Я продумал о Маше всю ночь. В ушах звенел все ее голос, он куда-то звал меня и уносил далеко. Ее лицо, с правильными чертами, белым, красиво развитым лбом и легким розовым отливом, пленительно-чистая улыбка и взгляд, этот чудный лучистый взгляд! Я даже не рассмотрел, какие у нее были глаза – карие, серые или черные, – помню темные, длинные ресницы и лучи, лучи… Бывают такие лица: стоит увидеть их раз, чтобы потом всю жизнь их помнить. У Маши было именно такое лицо. В продолжение вечера мне не пришлось с нею двух слов сказать. Но, пересев на лавку, я встречал ее поднятый на меня долгий и как будто спрашивающий о чем-то взор. Заметил я также, что Парфен Игнатьич, сын подрядчика, посмотрел на меня неприязненно, когда я поцеловался с девушкой.

Раза три я отправлялся на посиделки, но пока шли святки, мне не удавалось поговорить с девушкой, познакомиться с нею. Парфен Игнатьич постоянно выбирал ее в играх, садился к ней на колени и облапливал своими ручищами. Подобного рода обхождение было здесь обычаем, но мне не нравилось, как ломался этот грубый парень.
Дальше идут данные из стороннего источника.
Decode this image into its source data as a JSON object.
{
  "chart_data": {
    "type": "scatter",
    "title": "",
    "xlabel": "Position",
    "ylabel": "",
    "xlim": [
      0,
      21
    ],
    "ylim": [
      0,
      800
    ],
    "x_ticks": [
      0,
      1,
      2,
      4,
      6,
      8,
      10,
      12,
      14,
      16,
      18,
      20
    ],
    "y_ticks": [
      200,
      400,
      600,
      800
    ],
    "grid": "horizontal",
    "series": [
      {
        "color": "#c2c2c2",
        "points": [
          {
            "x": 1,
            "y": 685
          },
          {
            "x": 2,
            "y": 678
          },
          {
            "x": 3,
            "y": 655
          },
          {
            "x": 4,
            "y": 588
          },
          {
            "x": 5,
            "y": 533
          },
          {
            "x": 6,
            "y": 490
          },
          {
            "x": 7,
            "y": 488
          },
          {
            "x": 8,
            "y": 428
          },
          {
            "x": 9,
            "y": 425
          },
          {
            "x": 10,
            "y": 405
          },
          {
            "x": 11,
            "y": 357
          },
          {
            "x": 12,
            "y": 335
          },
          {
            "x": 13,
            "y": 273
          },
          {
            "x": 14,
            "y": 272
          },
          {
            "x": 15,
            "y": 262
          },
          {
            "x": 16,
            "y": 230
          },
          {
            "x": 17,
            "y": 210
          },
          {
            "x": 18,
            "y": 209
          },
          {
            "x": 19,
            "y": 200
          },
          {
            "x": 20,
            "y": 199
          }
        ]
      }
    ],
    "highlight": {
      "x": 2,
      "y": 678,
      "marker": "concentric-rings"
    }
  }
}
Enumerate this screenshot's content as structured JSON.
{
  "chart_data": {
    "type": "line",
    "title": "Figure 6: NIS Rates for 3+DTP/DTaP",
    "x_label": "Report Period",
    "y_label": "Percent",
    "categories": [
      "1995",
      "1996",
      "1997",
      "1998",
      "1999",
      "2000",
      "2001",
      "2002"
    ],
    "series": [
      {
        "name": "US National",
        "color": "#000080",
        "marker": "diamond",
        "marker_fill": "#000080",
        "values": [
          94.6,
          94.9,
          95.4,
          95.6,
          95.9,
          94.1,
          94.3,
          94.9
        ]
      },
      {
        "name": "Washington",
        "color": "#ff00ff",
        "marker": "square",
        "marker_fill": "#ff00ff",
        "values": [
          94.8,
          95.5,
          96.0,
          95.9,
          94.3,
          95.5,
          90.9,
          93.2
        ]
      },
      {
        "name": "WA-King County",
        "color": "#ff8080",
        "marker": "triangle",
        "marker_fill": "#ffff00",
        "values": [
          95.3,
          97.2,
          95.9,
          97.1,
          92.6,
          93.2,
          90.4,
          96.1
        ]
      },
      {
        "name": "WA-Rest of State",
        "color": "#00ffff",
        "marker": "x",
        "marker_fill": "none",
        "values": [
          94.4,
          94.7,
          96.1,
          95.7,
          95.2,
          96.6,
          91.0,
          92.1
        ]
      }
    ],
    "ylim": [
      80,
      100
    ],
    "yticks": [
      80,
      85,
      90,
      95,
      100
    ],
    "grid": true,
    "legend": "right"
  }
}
Внимание же ко мне Маши, видимо, сердило парня, и когда она выбирала меня в играх, черные глаза молодого подрядчика вспыхивали злобой. Раз он грубо сказал мне:

– Ежели ты хочешь с нашими девками играть, то должон ребятам вина поставить, а так мы чужим на посиделки не дозволяем ходить.

После святок молодежь разъехалась. Я участил свои хождения в Марьино. Теперь уж не одни песни меня туда влекли, не их властительные напевы, но иная поэзия очарования, поэзия близости молодого существа, которое я нечаянно встретил. Я познакомился с Машей: светлый, оригинальный ум и сердце чуткое, отзывчивое, глубокое – вот что я нашел в этой восемнадцатилетней девушке. Знакомству моему с нею покровительствовала Аннушка. Деревенские парни держат себя «просто», садятся к девушкам на колени и ведут с ними непринужденные разговоры, и на это никто никакого внимания не обращает. Совсем иначе смотрят на «барина»: малейшее внимание с его стороны к девушке, всякое слово, между ними сказанное, – все это на счет ставится, и девушка в глазах парней рискует себе повредить. Аннушка так устраивала, как будто она со мной вела разговор, – ей, как «духовной», дозволялось такое пренебрежение местными уставами; сидела она всегда рядом с Машей и сама первая вызывала меня на разговор. Они были подругами с детства, дьячковая дочь выучила Машу грамоте, и они вместе читали книжки, какие присылал Аннушке брат ее, городской учитель.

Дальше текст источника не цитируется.